La Francia, però, sembra volersi ostinare nel rifiutarsi di vederlo. Nonostante sia un problema documentato da organismi nazionali e internazionali indipendenti, «c’è ancora una smentita. Le autorità francesi continuano a sostenere che non esiste alcun problema sistemico nella polizia francese, si tratta solo di un paio di individui che potrebbero comportarsi male» ha spiegato Maïté De Rue, avvocato senior della Open Society Justice Initiative.

«I tragici eventi di quest’estate hanno mostrato alla Francia e al mondo ancora una volta che qualcosa è profondamente rotto nella polizia francese», ha aggiunto, spiegando come i Governi francesi che si sono succeduti e i relativi organi di polizia si siano rifiutati di riconoscere la necessità di un cambiamento sistemico per fermare la discriminazione profondamente radicata nei controlli di identità della polizia sui cittadini Bipoc.

Eppure, nel giugno 2021 la Corte d’appello di Parigi avesse condannato lo Stato francese per “grave negligenza” per quello che ha definito il controllo discriminatorio dell’identità di 3 studenti delle scuole superiori in una stazione ferroviaria di Parigi nel 2017; e già 2016 la più alta corte francese avesse affermato che l’arresto di 3 uomini sulla base di caratteristiche fisiche legate alla loro presunta origine razziale costituiva una condotta gravemente illecita.

«È una cosa che in Francia si denuncia da più di 40 anni, ma non ci sono stati progressi; in effetti, troppo spesso sembra che stiamo andando indietro. I controlli [della polizia] possono iniziare dai 10 o 11 anni, e si concentrano sui giovani. Dopo circa 25 anni rallenta ma non si ferma. Ha un profondo impatto psicologico», ha spiegato Issa Coulibaly dell’associazione Pazapas di Belleville, a nord di Parigi.

È un fenomeno comune, quotidiano, che ogni persona percepita come nera o nordafricana ha subito. E non lo dicono solo le esperienze empiriche, ma i dati. Secondo il rapporto del 2017 del Défenseur du droit, i giovani uomini identificati come magrebini o neri rischiano 20 volte di più di essere fermati dalla polizia, spesso senza motivo.

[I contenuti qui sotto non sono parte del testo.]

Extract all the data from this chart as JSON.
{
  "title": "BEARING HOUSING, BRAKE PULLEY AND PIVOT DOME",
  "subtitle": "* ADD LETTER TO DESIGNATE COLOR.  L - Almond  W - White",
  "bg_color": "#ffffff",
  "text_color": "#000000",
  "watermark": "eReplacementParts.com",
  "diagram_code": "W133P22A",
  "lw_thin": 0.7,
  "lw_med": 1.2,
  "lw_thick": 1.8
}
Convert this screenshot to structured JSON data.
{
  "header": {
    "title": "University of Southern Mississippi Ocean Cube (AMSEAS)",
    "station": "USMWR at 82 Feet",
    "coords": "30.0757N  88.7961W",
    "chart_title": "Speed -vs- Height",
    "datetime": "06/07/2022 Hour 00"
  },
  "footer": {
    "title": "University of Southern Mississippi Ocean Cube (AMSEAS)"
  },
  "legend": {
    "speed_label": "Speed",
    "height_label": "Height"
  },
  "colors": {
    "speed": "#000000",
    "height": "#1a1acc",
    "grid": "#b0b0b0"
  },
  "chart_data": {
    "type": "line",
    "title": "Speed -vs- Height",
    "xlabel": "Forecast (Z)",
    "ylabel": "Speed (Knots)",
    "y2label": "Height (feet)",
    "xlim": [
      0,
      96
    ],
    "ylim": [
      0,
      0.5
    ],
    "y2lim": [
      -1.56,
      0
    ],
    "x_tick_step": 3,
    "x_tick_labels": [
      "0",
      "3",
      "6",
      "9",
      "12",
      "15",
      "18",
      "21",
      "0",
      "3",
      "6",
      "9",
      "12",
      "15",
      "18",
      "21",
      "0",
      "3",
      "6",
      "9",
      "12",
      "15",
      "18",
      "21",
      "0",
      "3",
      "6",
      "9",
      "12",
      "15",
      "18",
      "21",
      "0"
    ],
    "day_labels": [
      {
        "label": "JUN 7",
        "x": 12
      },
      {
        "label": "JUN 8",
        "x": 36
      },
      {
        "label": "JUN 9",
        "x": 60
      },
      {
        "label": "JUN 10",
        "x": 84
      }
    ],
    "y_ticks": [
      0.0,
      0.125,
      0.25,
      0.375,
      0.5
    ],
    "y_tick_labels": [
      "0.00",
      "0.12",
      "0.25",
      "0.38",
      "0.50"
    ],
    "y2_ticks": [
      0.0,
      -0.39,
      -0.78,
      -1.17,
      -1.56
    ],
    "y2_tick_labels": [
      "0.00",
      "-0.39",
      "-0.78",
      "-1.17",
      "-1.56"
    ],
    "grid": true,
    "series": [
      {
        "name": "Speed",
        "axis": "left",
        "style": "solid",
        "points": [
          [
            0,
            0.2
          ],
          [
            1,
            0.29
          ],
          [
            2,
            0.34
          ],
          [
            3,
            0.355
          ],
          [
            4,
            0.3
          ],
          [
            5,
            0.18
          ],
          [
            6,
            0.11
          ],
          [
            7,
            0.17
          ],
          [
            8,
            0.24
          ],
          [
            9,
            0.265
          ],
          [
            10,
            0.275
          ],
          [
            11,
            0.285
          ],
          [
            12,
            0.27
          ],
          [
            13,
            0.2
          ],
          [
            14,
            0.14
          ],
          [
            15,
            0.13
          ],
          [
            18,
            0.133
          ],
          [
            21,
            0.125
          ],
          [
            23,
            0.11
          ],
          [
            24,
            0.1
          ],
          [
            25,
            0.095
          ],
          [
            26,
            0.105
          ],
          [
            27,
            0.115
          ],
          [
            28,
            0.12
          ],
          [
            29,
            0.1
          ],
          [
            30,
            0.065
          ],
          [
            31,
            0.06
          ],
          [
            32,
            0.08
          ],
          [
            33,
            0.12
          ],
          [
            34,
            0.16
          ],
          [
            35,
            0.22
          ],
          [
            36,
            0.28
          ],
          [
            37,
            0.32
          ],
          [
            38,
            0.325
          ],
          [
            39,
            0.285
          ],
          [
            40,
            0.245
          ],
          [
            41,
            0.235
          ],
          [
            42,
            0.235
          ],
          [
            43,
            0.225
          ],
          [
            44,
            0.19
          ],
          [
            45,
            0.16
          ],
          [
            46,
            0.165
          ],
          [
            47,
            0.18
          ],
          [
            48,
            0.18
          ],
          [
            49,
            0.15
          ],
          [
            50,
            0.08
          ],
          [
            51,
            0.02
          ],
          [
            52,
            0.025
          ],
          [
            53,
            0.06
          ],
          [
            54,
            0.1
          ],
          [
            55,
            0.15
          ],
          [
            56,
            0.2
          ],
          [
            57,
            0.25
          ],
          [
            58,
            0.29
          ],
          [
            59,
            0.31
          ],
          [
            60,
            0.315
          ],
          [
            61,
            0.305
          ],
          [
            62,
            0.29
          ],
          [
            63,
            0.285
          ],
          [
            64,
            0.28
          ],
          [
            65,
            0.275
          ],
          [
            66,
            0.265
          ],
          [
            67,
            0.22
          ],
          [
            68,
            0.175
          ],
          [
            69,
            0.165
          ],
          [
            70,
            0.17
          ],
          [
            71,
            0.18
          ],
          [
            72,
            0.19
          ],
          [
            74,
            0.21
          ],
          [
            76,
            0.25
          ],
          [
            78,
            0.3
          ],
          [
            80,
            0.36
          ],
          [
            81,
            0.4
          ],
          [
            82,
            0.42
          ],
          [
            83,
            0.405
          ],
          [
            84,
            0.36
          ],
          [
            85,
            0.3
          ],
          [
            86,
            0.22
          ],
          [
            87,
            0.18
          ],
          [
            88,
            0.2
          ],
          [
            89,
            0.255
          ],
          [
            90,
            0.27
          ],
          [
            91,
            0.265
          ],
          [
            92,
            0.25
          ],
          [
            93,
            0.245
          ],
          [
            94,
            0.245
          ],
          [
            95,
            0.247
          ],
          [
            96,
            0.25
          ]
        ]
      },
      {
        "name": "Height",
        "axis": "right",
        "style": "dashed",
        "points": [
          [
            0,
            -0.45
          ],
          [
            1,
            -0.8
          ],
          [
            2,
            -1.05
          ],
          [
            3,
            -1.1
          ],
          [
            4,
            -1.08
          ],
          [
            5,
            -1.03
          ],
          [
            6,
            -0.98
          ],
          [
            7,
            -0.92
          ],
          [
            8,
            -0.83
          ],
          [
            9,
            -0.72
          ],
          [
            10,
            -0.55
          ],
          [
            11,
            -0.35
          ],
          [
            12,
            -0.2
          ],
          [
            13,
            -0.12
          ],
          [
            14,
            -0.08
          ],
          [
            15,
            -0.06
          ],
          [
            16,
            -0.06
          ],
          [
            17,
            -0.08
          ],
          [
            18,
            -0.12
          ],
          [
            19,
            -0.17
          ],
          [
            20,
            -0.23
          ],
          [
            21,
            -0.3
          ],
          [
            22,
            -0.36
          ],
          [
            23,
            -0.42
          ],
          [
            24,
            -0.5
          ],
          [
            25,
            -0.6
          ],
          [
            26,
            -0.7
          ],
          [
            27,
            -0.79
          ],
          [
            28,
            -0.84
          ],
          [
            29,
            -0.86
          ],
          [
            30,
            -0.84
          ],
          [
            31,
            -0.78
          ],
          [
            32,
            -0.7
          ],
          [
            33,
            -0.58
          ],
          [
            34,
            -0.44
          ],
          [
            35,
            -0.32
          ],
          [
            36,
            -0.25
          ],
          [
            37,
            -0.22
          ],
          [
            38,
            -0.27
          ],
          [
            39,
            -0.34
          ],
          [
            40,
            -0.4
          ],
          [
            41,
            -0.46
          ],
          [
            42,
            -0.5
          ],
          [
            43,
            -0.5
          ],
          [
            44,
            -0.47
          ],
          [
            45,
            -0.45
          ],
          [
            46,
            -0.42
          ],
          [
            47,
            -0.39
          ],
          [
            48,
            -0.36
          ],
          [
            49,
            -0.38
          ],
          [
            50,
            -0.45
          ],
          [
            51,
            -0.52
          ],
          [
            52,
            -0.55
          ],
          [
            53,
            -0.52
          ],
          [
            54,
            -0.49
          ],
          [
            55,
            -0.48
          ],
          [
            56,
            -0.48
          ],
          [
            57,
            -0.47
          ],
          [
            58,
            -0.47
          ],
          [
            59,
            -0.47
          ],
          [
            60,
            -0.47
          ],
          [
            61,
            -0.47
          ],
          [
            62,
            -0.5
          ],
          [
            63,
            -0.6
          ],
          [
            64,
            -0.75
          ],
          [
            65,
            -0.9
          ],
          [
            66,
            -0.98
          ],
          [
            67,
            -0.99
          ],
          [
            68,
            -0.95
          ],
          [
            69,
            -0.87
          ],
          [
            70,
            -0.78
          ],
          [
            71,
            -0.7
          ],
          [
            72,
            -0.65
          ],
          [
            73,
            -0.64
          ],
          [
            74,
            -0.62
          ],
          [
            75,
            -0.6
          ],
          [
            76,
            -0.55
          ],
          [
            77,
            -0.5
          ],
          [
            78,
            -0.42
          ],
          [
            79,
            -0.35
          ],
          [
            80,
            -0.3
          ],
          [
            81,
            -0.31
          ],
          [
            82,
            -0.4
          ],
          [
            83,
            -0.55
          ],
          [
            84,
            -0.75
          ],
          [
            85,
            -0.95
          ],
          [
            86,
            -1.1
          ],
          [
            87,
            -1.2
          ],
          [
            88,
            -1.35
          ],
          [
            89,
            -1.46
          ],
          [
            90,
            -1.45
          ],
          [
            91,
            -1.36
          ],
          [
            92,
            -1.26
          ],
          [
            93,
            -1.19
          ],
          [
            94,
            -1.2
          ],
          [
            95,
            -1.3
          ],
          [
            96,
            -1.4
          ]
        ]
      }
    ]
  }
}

Non si tratta di casi sporadici, ma di una condizione sistemica. Per questo, l’obiettivo della class action non è ottenere risarcimenti privati, bensì costringere lo Stato a mettere in atto misure per fermare questa pratica, come definizioni più rigorose delle ragioni dei controlli di identità da parte della polizia, un sistema per registrare i controlli e una regolamentazione per quando le autorità prende di mira i bambini.